Above all, I had learned to understand the raw materials I was working with: this particular snare drum, that saxophone, that Marshall amp — and to let them tell me what sort of help they needed, which was often almost none at all. Yes, I needed all the technical knowledge I had worked so hard to acquire, and often I had to reach deep into my engineer’s bag of tricks to solve a problem, or make an exceptional flourish, but more often than not the important part — and this was the hardest thing of all to learn — was knowing what not to do.

And that was what was so impressive, and so wise, about our dinner at Chez Panisse. I’ve been to many of the world’s best restaurants, and have certainly been dazzled by some flamboyantly innovative cooking, but that’s not what this was at all. The meal I was served was simple enough: braised beef ribs, peas and carrots, mashed potatoes, paired with a sturdy California Zinfandel — but what stood out was the utter lack of razzle-dazzle, of ego, of an artist saying “look at me!!” There were, instead, just perfect braised beef ribs, perfect peas, perfect carrots, and some very unassuming mashed potatoes, all in exquisite and mutually supportive harmony. It took me a little while to appreciate this — I was enjoying everything so much on a gustatory level that I didn’t grasp it intellectually at first — but I finally got there, and marveled at how perfectly it exemplified the same principle it had taken me so painfully long to glimpse in my own line of work.

There’s much more I could say about all this, but in short: Alice Waters is a genius, and if you are ever in the Bay Area, you must eat at her restaurant.


  1. Charles says

    This post needs more cowbell.

    Seriously, though, I don’t know if I’ve ever mentioned this before, but my brother works as a sound engineer. He’s actually more of a musician, but he has been mixing his own stuff for so long that apparently he has developed some talent in that area. Not being a sound engineer myself, I wouldn’t be able to offer an expert opinion on said talent, but the stuff he does sounds pretty good to me.

    He also happens to live in New York–in Brooklyn, in fact. I’m definitely going to send him the link to this post. I don’t know how small the world of sound engineering is in New York (I’m guessing it’s actually pretty big), but that would be weird if your paths crossed one of these days. He’s still at the starting-out stage, though–at least compared to you (for comparison: when you were starting to learn the arcane art of record making, my brother was learning how to live without a diaper).

    Posted June 17, 2008 at 4:24 am | Permalink
  2. Malcolm says

    Hi Charles,

    By all means send him my contact information; if there is anything a dotard like me can do for him I’ll be happy to.
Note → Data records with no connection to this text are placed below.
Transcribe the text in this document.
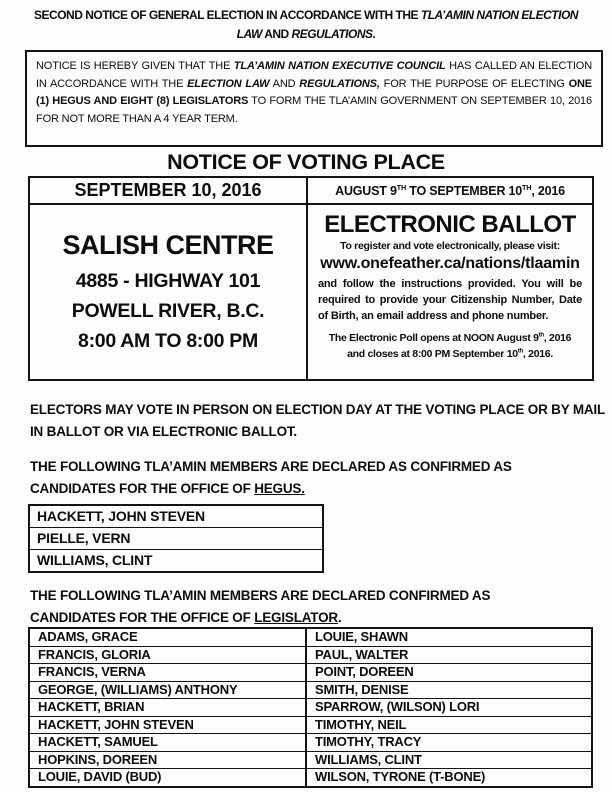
SECOND NOTICE OF GENERAL ELECTION IN ACCORDANCE WITH THE TLA’AMIN NATION ELECTION
LAW AND REGULATIONS.
NOTICE IS HEREBY GIVEN THAT THE TLA’AMIN NATION EXECUTIVE COUNCIL HAS CALLED AN ELECTION IN ACCORDANCE WITH THE ELECTION LAW AND REGULATIONS, FOR THE PURPOSE OF ELECTING ONE (1) HEGUS AND EIGHT (8) LEGISLATORS TO FORM THE TLA’AMIN GOVERNMENT ON SEPTEMBER 10, 2016 FOR NOT MORE THAN A 4 YEAR TERM.
NOTICE OF VOTING PLACE
SEPTEMBER 10, 2016	AUGUST 9TH TO SEPTEMBER 10TH, 2016
SALISH CENTRE
4885 - HIGHWAY 101
POWELL RIVER, B.C.
8:00 AM TO 8:00 PM
ELECTRONIC BALLOT
To register and vote electronically, please visit:
www.onefeather.ca/nations/tlaamin
and follow the instructions provided. You will be required to provide your Citizenship Number, Date of Birth, an email address and phone number.
The Electronic Poll opens at NOON August 9th, 2016
and closes at 8:00 PM September 10th, 2016.
ELECTORS MAY VOTE IN PERSON ON ELECTION DAY AT THE VOTING PLACE OR BY MAIL IN BALLOT OR VIA ELECTRONIC BALLOT.
THE FOLLOWING TLA’AMIN MEMBERS ARE DECLARED AS CONFIRMED AS CANDIDATES FOR THE OFFICE OF HEGUS.
HACKETT, JOHN STEVEN
PIELLE, VERN
WILLIAMS, CLINT
THE FOLLOWING TLA’AMIN MEMBERS ARE DECLARED CONFIRMED AS CANDIDATES FOR THE OFFICE OF LEGISLATOR.
ADAMS, GRACE	LOUIE, SHAWN
FRANCIS, GLORIA	PAUL, WALTER
FRANCIS, VERNA	POINT, DOREEN
GEORGE, (WILLIAMS) ANTHONY	SMITH, DENISE
HACKETT, BRIAN	SPARROW, (WILSON) LORI
HACKETT, JOHN STEVEN	TIMOTHY, NEIL
HACKETT, SAMUEL	TIMOTHY, TRACY
HOPKINS, DOREEN	WILLIAMS, CLINT
LOUIE, DAVID (BUD)	WILSON, TYRONE (T-BONE)
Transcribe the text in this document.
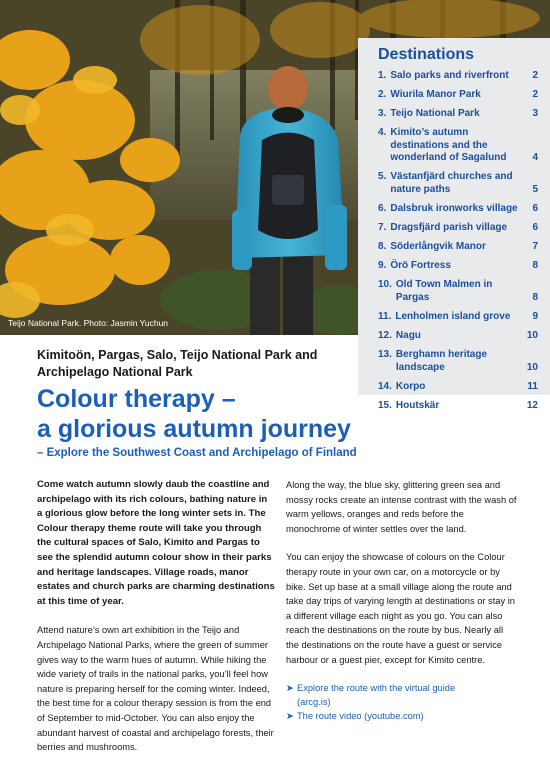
Teijo National Park. Photo: Jasmin Yuchun
Destinations
1. Salo parks and riverfront	2
2. Wiurila Manor Park	2
3. Teijo National Park	3
4. Kimito’s autumn destinations and the wonderland of Sagalund	4
5. Västanfjärd churches and nature paths	5
6. Dalsbruk ironworks village	6
7. Dragsfjärd parish village	6
8. Söderlångvik Manor	7
9. Örö Fortress	8
10. Old Town Malmen in Pargas	8
11. Lenholmen island grove	9
12. Nagu	10
13. Berghamn heritage landscape	10
14. Korpo	11
15. Houtskär	12
Kimitoön, Pargas, Salo, Teijo National Park and Archipelago National Park
Colour therapy –
a glorious autumn journey
– Explore the Southwest Coast and Archipelago of Finland

Come watch autumn slowly daub the coastline and archipelago with its rich colours, bathing nature in a glorious glow before the long winter sets in. The Colour therapy theme route will take you through the cultural spaces of Salo, Kimito and Pargas to see the splendid autumn colour show in their parks and heritage landscapes. Village roads, manor estates and church parks are charming destinations at this time of year.

Attend nature’s own art exhibition in the Teijo and Archipelago National Parks, where the green of summer gives way to the warm hues of autumn. While hiking the wide variety of trails in the national parks, you’ll feel how nature is preparing herself for the coming winter. Indeed, the best time for a colour therapy session is from the end of September to mid-October. You can also enjoy the abundant harvest of coastal and archipelago forests, their berries and mushrooms.

Along the way, the blue sky, glittering green sea and mossy rocks create an intense contrast with the wash of warm yellows, oranges and reds before the monochrome of winter settles over the land.

You can enjoy the showcase of colours on the Colour therapy route in your own car, on a motorcycle or by bike. Set up base at a small village along the route and take day trips of varying length at destinations or stay in a different village each night as you go. You can also reach the destinations on the route by bus. Nearly all the destinations on the route have a guest or service harbour or a guest pier, except for Kimito centre.

➤ Explore the route with the virtual guide
(arcg.is)
➤ The route video (youtube.com)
    Posted June 17, 2008 at 10:20 am | Permalink
  3. bob koepp says

    I’m not much of a foodie myself, but I sure do enjoy the stuff. In my opinion, if you start with good, fresh materials, simple (but careful) preparation is all that’s needed to make a wonderful meal. It helps, of course, to know what flavors and textures work well together, but the preparation doesn’t have to be “fancy.” It was actually a pretty good chef who told me that “home style” cooking with high quality ingredients is what best satisfies the hungry soul.

    Posted June 17, 2008 at 3:21 pm | Permalink
  4. Malcolm says

    Yes, Bob — as with so many things, if you can just start with the right foundation and avoid screwing up, you’re most of the way there.